Members of One Another

Members of One Another

Jun 18, 2026

2026-05-30 Wilson Adams Romans 12:4-5

Series: Spring 2026 - Wilson Adams


Romans 12:4-5 teaches the church is one body—every member needed, none superior. Humility, interdependence, and shared effort make the body function. Your role matters.


Detailed Summary


God designed His people to function like a body—unified, interdependent, and inseparable. Drawing from Romans 12:4-5, the speaker walks through Paul's repeated body metaphor (used roughly thirty times across Scripture) to reveal that the church was never meant to be a collection of isolated individuals. Every member belongs to every other member, and the local congregation is where this "one another" love is best practiced.


A central thread throughout the teaching is humility. No believer should feel superior to another, whether in gift, role, or visibility. The speaker illustrates this with the senior picture analogy: the head and shoulders draw all the attention, while the feet go unnoticed—yet the feet are equally necessary for the body to stand. Just as bones and nerves work silently beneath the surface, hidden members of the church are just as vital as the visible ones. Every person has received a spiritual gift to steward well (1 Peter 4:10), even if that gift is simply encouraging a handshake. Seth McGill's story captures this beautifully—after recognizing all the things he could not do, he discovered his role in encouraging warm fellowship after each service. The most important member of the body, the speaker insists, is you.
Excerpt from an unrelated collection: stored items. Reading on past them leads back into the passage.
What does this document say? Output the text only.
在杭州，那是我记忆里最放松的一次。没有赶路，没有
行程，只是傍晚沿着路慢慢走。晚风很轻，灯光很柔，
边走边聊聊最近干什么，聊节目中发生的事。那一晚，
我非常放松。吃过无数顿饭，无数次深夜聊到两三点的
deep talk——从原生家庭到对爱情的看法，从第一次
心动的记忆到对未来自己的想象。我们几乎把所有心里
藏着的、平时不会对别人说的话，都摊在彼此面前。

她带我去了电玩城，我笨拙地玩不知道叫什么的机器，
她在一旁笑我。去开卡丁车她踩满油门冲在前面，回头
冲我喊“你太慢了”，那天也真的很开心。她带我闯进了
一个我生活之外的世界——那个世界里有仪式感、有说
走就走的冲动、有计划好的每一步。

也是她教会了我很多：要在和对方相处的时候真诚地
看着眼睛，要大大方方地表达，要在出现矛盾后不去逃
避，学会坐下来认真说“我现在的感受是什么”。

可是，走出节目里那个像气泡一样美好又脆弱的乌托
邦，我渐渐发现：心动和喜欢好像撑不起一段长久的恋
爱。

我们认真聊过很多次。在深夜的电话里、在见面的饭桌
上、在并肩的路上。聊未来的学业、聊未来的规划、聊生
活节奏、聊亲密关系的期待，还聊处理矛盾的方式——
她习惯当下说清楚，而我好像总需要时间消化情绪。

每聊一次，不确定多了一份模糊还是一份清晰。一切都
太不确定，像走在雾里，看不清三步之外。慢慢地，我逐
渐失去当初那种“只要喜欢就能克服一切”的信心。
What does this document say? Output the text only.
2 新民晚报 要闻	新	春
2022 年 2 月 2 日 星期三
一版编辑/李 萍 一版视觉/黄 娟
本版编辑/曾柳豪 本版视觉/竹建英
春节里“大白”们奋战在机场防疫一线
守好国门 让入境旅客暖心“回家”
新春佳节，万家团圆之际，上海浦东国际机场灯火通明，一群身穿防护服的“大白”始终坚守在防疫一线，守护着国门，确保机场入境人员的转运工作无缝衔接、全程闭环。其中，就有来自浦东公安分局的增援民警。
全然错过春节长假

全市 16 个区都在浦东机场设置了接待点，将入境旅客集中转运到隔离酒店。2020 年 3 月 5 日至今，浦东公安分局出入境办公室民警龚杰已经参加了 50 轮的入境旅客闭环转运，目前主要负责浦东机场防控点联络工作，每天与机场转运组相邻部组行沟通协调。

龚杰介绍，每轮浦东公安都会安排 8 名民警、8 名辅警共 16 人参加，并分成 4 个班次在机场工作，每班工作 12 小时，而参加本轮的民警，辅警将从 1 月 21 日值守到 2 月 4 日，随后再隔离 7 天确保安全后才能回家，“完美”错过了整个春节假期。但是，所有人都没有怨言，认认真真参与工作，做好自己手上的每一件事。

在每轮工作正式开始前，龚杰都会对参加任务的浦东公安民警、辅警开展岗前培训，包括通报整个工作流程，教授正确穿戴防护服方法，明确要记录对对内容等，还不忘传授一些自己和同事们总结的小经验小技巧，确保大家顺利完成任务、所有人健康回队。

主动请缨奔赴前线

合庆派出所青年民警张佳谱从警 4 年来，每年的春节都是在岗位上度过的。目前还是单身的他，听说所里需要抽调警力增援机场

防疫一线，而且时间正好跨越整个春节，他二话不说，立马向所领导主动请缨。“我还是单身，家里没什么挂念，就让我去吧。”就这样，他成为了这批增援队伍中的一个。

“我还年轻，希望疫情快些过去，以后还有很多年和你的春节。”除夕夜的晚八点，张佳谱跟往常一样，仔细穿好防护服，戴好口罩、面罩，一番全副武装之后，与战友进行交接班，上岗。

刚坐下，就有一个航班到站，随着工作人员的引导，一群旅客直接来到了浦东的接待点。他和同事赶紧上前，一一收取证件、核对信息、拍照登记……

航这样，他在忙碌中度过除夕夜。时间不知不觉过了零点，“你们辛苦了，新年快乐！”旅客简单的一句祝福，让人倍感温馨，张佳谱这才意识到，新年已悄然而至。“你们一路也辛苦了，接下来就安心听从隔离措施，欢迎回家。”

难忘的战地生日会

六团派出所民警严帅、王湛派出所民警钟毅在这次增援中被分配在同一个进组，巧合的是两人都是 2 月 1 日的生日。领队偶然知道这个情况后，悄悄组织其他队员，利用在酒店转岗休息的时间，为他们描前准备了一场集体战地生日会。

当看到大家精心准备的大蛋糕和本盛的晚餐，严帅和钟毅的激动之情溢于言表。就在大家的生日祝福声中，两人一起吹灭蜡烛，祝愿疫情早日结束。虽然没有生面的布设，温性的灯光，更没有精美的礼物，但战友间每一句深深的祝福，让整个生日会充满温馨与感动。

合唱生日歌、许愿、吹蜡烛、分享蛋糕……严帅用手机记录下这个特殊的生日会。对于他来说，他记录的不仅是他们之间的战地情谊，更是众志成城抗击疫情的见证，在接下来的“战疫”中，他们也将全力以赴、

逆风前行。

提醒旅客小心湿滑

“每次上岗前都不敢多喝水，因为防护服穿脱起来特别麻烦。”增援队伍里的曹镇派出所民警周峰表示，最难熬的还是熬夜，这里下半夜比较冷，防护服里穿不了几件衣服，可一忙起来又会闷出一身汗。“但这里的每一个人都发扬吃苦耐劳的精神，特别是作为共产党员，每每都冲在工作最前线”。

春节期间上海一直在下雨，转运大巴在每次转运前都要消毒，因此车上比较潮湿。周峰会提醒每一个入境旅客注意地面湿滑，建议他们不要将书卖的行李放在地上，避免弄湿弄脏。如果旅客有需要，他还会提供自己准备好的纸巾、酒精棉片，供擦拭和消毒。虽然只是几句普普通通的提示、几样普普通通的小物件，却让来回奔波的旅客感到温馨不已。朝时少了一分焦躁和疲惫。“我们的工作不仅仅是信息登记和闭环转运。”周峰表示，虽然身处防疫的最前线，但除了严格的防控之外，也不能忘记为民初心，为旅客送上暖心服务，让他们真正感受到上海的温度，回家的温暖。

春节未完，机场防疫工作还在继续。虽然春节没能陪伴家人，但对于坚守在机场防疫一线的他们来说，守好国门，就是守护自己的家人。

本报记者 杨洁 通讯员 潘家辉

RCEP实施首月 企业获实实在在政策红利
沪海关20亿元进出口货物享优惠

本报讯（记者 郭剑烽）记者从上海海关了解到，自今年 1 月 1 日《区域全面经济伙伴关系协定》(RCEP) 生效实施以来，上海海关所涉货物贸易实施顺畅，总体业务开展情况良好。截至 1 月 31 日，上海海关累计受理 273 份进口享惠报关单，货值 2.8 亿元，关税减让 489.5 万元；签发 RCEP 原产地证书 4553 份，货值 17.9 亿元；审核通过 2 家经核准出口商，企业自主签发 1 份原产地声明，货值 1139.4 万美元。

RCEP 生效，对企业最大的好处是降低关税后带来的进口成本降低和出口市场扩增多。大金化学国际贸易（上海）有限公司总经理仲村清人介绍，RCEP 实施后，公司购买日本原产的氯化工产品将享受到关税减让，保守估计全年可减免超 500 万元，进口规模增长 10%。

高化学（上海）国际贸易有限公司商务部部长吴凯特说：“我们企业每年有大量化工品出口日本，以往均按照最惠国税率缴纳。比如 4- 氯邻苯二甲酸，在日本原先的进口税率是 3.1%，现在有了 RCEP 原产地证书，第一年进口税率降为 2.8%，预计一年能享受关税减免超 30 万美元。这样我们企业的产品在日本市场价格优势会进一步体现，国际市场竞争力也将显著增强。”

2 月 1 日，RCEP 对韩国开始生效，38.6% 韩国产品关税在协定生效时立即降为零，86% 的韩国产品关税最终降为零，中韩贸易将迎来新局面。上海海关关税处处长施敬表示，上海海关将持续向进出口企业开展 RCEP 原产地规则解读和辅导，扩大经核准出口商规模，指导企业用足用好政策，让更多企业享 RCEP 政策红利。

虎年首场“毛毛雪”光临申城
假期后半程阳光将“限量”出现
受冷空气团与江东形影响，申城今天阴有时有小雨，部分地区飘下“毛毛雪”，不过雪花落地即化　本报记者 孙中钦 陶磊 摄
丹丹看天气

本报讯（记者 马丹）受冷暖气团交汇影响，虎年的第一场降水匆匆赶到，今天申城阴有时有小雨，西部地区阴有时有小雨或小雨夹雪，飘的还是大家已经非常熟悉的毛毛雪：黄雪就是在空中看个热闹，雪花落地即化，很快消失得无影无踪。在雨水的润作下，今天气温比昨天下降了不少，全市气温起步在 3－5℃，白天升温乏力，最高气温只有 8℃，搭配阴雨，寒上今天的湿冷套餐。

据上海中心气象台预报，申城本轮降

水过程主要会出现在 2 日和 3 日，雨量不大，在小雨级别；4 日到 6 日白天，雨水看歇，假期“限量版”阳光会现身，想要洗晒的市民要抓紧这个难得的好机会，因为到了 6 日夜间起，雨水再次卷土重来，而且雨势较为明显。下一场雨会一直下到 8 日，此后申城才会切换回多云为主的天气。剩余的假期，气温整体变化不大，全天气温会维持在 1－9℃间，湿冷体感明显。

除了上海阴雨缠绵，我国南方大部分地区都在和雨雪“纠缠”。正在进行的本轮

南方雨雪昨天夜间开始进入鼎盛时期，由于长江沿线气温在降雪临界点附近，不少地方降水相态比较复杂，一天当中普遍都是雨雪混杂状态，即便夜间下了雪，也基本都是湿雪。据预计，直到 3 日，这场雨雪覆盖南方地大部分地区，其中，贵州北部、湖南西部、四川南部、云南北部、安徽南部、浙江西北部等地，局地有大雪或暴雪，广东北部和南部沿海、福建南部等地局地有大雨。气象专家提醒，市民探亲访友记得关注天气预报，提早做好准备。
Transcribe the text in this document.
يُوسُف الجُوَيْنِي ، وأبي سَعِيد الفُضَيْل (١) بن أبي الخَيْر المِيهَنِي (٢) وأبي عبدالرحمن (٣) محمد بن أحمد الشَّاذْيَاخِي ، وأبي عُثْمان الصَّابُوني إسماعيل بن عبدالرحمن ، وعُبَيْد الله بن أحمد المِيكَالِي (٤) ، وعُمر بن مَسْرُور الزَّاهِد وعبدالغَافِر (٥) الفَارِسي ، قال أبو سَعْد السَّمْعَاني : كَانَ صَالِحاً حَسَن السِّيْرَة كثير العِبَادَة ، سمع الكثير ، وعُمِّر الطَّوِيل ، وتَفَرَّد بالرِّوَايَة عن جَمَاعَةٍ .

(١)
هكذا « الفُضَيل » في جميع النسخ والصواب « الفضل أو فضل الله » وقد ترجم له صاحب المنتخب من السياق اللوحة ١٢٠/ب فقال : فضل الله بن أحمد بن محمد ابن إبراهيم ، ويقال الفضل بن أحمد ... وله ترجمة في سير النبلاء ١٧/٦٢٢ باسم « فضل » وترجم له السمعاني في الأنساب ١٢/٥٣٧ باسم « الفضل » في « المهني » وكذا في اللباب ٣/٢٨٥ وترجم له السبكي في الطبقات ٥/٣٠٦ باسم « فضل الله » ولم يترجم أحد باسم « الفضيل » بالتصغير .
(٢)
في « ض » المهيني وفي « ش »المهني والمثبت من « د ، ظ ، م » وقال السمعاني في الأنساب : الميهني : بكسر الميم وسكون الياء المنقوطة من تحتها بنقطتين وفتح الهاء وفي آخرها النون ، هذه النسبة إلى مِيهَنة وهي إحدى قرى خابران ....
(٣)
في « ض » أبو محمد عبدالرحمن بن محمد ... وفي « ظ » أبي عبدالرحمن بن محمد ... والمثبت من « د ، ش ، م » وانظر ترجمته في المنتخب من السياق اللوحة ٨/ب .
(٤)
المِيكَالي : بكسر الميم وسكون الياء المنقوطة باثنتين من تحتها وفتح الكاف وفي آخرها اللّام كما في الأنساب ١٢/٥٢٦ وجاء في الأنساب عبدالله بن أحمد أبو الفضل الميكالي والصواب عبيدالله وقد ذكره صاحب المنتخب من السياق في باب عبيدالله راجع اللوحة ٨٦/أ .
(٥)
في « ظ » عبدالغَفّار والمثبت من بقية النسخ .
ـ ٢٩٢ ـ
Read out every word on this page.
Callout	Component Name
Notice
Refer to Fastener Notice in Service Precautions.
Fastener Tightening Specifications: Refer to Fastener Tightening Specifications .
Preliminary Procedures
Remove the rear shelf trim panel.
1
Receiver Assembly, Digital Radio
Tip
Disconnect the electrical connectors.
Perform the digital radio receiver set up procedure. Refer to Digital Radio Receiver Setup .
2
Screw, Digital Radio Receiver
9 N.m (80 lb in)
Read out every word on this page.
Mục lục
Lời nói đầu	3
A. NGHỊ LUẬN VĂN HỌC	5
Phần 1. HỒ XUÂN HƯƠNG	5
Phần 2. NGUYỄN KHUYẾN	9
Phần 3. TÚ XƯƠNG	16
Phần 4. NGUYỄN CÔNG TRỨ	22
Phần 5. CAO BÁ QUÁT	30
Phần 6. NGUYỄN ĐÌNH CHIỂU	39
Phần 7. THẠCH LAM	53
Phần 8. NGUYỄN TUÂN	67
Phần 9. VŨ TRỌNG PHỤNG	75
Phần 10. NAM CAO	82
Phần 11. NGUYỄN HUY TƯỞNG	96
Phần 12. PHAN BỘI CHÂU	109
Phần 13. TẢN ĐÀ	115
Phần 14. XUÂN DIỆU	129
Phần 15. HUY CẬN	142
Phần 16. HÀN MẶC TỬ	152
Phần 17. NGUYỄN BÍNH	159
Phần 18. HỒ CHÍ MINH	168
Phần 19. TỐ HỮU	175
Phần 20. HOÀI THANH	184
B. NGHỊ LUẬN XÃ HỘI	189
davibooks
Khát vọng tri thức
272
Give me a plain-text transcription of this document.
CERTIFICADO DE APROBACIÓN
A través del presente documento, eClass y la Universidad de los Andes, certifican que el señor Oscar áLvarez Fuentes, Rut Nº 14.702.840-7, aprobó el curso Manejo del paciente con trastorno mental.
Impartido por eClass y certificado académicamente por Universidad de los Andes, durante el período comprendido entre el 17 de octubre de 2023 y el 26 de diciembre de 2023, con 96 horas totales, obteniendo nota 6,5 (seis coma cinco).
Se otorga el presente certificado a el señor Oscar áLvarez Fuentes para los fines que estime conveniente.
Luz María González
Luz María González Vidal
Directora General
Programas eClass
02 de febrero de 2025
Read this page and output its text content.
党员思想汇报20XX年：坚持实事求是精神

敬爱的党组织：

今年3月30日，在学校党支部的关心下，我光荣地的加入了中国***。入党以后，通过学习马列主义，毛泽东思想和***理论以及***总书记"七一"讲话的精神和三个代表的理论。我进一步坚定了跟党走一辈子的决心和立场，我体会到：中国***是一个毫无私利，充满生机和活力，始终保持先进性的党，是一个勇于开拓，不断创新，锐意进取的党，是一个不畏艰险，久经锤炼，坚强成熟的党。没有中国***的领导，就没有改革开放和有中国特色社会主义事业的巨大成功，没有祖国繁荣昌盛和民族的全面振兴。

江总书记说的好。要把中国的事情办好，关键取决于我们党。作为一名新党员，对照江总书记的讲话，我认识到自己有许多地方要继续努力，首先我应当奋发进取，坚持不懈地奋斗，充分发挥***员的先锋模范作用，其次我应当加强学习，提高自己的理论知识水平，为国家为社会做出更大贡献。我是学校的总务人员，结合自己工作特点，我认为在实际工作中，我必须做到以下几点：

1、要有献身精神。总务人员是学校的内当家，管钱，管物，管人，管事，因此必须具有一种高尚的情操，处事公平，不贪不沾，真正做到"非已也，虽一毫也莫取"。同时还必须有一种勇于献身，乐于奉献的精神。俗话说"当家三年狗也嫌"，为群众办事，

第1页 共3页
The sermon closes with three final exhortations: no member works alone, no member should feel superior, and all members must labor together. Like a honeymoon that fades into the daily rhythms of marriage, the church requires sustained effort once the initial excitement wears off, and selfishness is the common destroyer of both. Philippians 2:3-4 calls believers to do nothing from rivalry or conceit, regarding others as more important than themselves. The warning is sobering—Satan targets the weakest link in a congregation. Strength comes not from a single gifted member, but from every part doing its work in love.